"Kaing Guek Eav, dit Duch, fut le responsable du centre de torture et d'exécution S21, dans Phnom Penh, de 1975 à 1979. Il explique avoir choisi ce nom de guérilla en souvenir d'un livre de son enfance, où le petit Duch était un enfant sage.
12380 personnes au moins furent torturées dans ce lieu. Les suppliciés qui avaient avoué étaient exécutés dans le "champ de la mort" de Choeung Ek, à quinze kilomètres au sud-est de Phnom Penh – également sous la responsabilité de Duch. A S21, nul n'échappe à la torture. Nul n'échappe à la mort."
Le décor est planté, le Cambodge, les Khmers rouges, le 17 avril 1975 et le début du règne de Pol Pot. L'auteur, 13 ans à l'époque, est fils de haut fonctionnaire et fait partie de ce "nouveau peuple" : "capitalistes, féodaux, fonctionnaires, classes moyennes, intellectuels, professeurs, étudiants", la "classe bourgeoise" que le nouveau régime va chercher à détruire. Deux millions de cambodgiens vont mourir, soit un quart de la population.

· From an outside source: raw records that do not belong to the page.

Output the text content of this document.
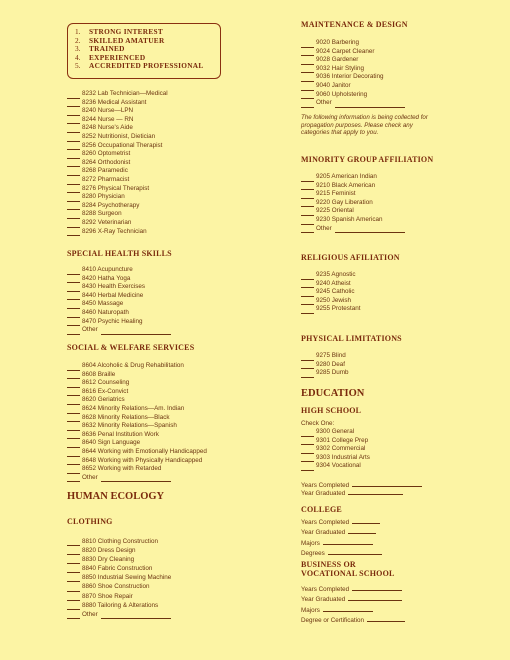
1. STRONG INTEREST
2. SKILLED AMATUER
3. TRAINED
4. EXPERIENCED
5. ACCREDITED PROFESSIONAL
8232 Lab Technician—Medical
8236 Medical Assistant
8240 Nurse—LPN
8244 Nurse — RN
8248 Nurse's Aide
8252 Nutritionist, Dietician
8256 Occupational Therapist
8260 Optometrist
8264 Orthodonist
8268 Paramedic
8272 Pharmacist
8276 Physical Therapist
8280 Physician
8284 Psychotherapy
8288 Surgeon
8292 Veterinarian
8296 X-Ray Technician
SPECIAL HEALTH SKILLS
8410 Acupuncture
8420 Hatha Yoga
8430 Health Exercises
8440 Herbal Medicine
8450 Massage
8460 Naturopath
8470 Psychic Healing
Other
SOCIAL & WELFARE SERVICES
8604 Alcoholic & Drug Rehabilitation
8608 Braille
8612 Counseling
8616 Ex-Convict
8620 Geriatrics
8624 Minority Relations—Am. Indian
8628 Minority Relations—Black
8632 Minority Relations—Spanish
8636 Penal Institution Work
8640 Sign Language
8644 Working with Emotionally Handicapped
8648 Working with Physically Handicapped
8652 Working with Retarded
Other
HUMAN ECOLOGY
CLOTHING
8810 Clothing Construction
8820 Dress Design
8830 Dry Cleaning
8840 Fabric Construction
8850 Industrial Sewing Machine
8860 Shoe Construction
8870 Shoe Repair
8880 Tailoring & Alterations
Other
MAINTENANCE & DESIGN
9020 Barbering
9024 Carpet Cleaner
9028 Gardener
9032 Hair Styling
9036 Interior Decorating
9040 Janitor
9060 Upholstering
Other
The following information is being collected for propagation purposes. Please check any categories that apply to you.
MINORITY GROUP AFFILIATION
9205 American Indian
9210 Black American
9215 Feminist
9220 Gay Liberation
9225 Oriental
9230 Spanish American
Other
RELIGIOUS AFILIATION
9235 Agnostic
9240 Atheist
9245 Catholic
9250 Jewish
9255 Protestant
PHYSICAL LIMITATIONS
9275 Blind
9280 Deaf
9285 Dumb
EDUCATION
HIGH SCHOOL
Check One:
9300 General
9301 College Prep
9302 Commercial
9303 Industrial Arts
9304 Vocational
Years Completed
Year Graduated
COLLEGE
Years Completed
Year Graduated
Majors
Degrees
BUSINESS OR
VOCATIONAL SCHOOL
Years Completed
Year Graduated
Majors
Degree or Certification
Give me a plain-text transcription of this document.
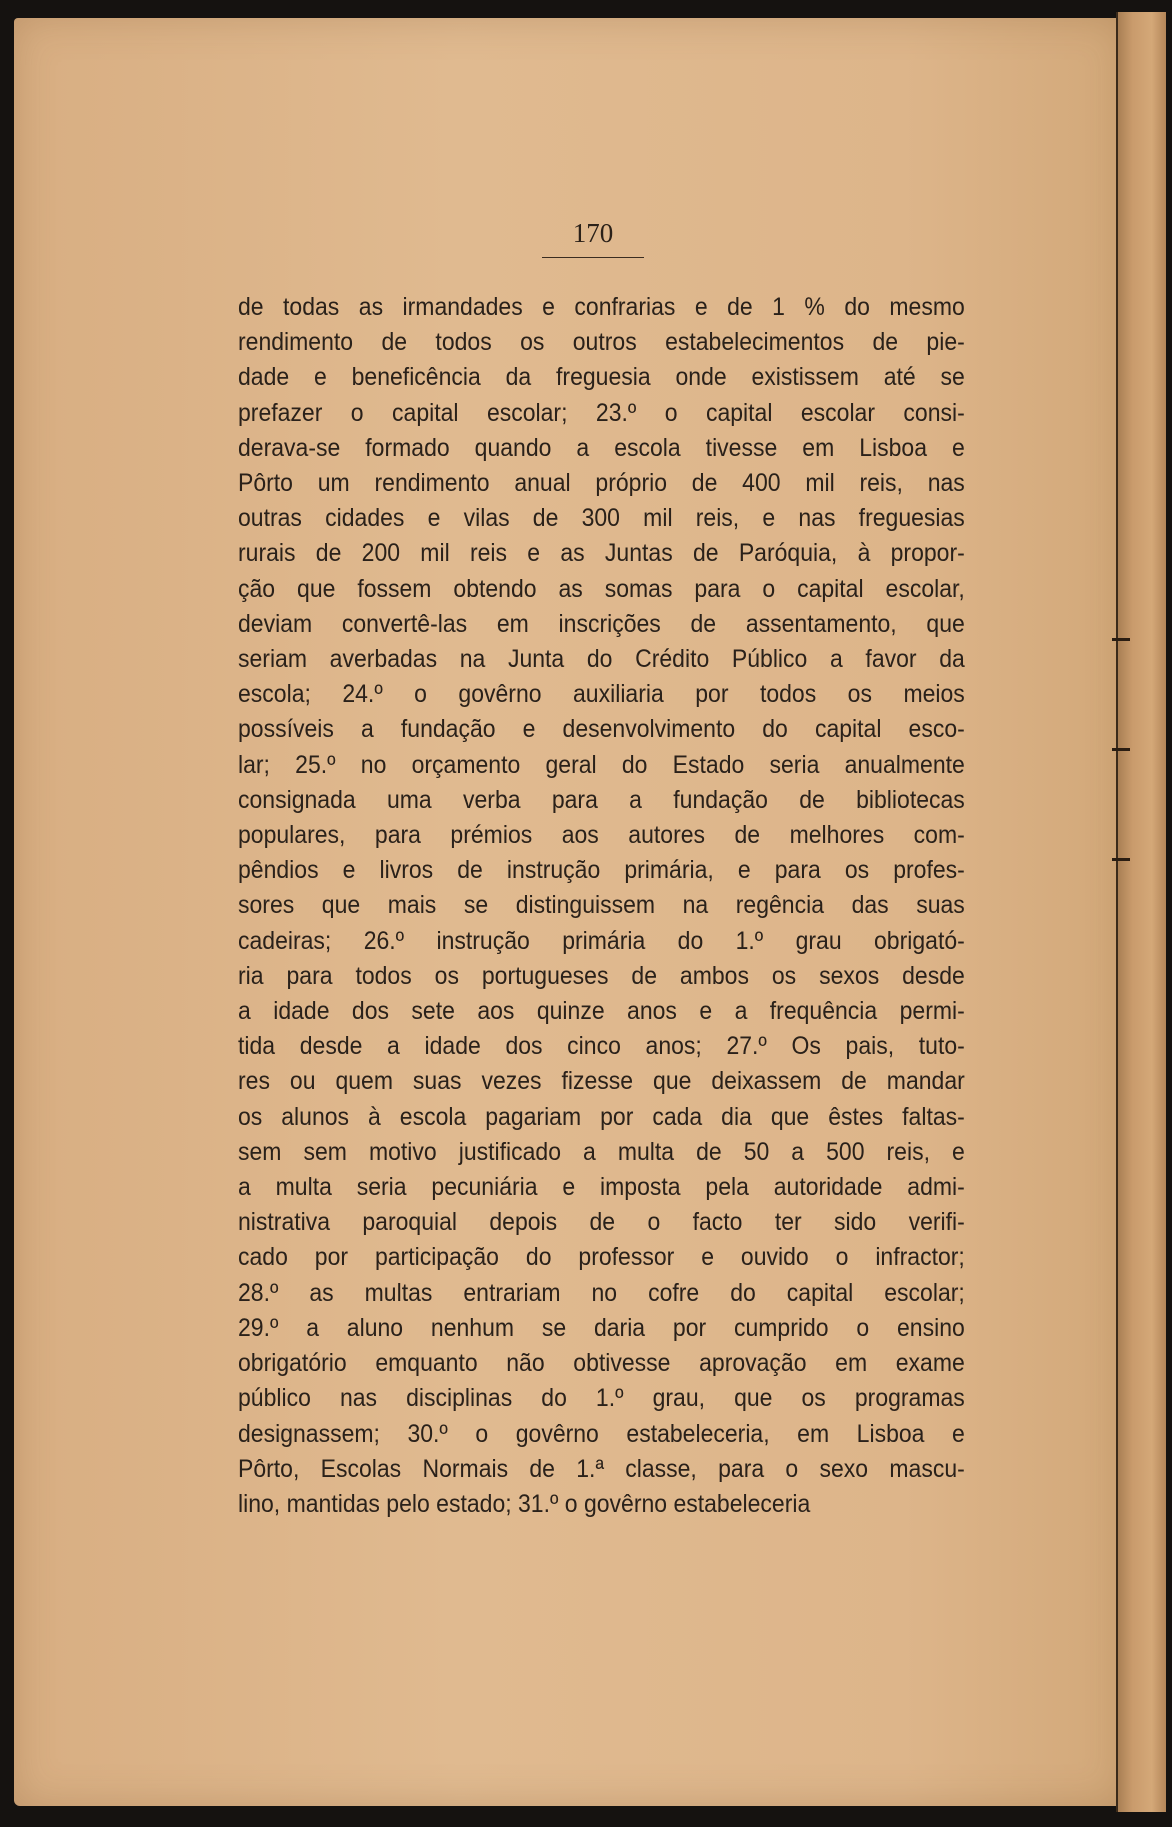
170
de todas as irmandades e confrarias e de 1 % do mesmo
rendimento de todos os outros estabelecimentos de pie-
dade e beneficência da freguesia onde existissem até se
prefazer o capital escolar; 23.º o capital escolar consi-
derava-se formado quando a escola tivesse em Lisboa e
Pôrto um rendimento anual próprio de 400 mil reis, nas
outras cidades e vilas de 300 mil reis, e nas freguesias
rurais de 200 mil reis e as Juntas de Paróquia, à propor-
ção que fossem obtendo as somas para o capital escolar,
deviam convertê-las em inscrições de assentamento, que
seriam averbadas na Junta do Crédito Público a favor da
escola; 24.º o govêrno auxiliaria por todos os meios
possíveis a fundação e desenvolvimento do capital esco-
lar; 25.º no orçamento geral do Estado seria anualmente
consignada uma verba para a fundação de bibliotecas
populares, para prémios aos autores de melhores com-
pêndios e livros de instrução primária, e para os profes-
sores que mais se distinguissem na regência das suas
cadeiras; 26.º instrução primária do 1.º grau obrigató-
ria para todos os portugueses de ambos os sexos desde
a idade dos sete aos quinze anos e a frequência permi-
tida desde a idade dos cinco anos; 27.º Os pais, tuto-
res ou quem suas vezes fizesse que deixassem de mandar
os alunos à escola pagariam por cada dia que êstes faltas-
sem sem motivo justificado a multa de 50 a 500 reis, e
a multa seria pecuniária e imposta pela autoridade admi-
nistrativa paroquial depois de o facto ter sido verifi-
cado por participação do professor e ouvido o infractor;
28.º as multas entrariam no cofre do capital escolar;
29.º a aluno nenhum se daria por cumprido o ensino
obrigatório emquanto não obtivesse aprovação em exame
público nas disciplinas do 1.º grau, que os programas
designassem; 30.º o govêrno estabeleceria, em Lisboa e
Pôrto, Escolas Normais de 1.ª classe, para o sexo mascu-
lino, mantidas pelo estado; 31.º o govêrno estabeleceria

30 plus tard, le cinéaste Rithy Panh tente de comprendre pourquoi toute sa famille a été décimée. Il raconte l'exode et la "rééducation" par le travail de la terre dans un récit bouleversant, entrecoupé du portrait qu'il souhaite faire de Duch emprisonné avant son procès. Il est à la recherche d'une vérité, d'aveux, de faits, d'une parcelle d'humanité chez cet homme qui fut l'un des pires bourreaux de ce régime. La confrontation entre le récit de la victime et les descritpions parfois très crues de Duch est bouleversante.
"Je voudrais que ces pages soient loin des slogans khmers rouges, loin de la violence. Loin de la révolution.
On nous a longtemps privés de douceur et de sensibilité. Maintenant que le Cambodge a retrouvé une forme de liberté, une forme de paix, maintenant que sa belle jeunesse emporte tout, jusqu'à l'histoire, jusqu'au souvenir, je voudrais que ce livre nous rende la noblesse de la dignité."
Un grand livre sur notre mémoire contemporaine et la barbarie – à nouveau – 30 ans après la Shoah.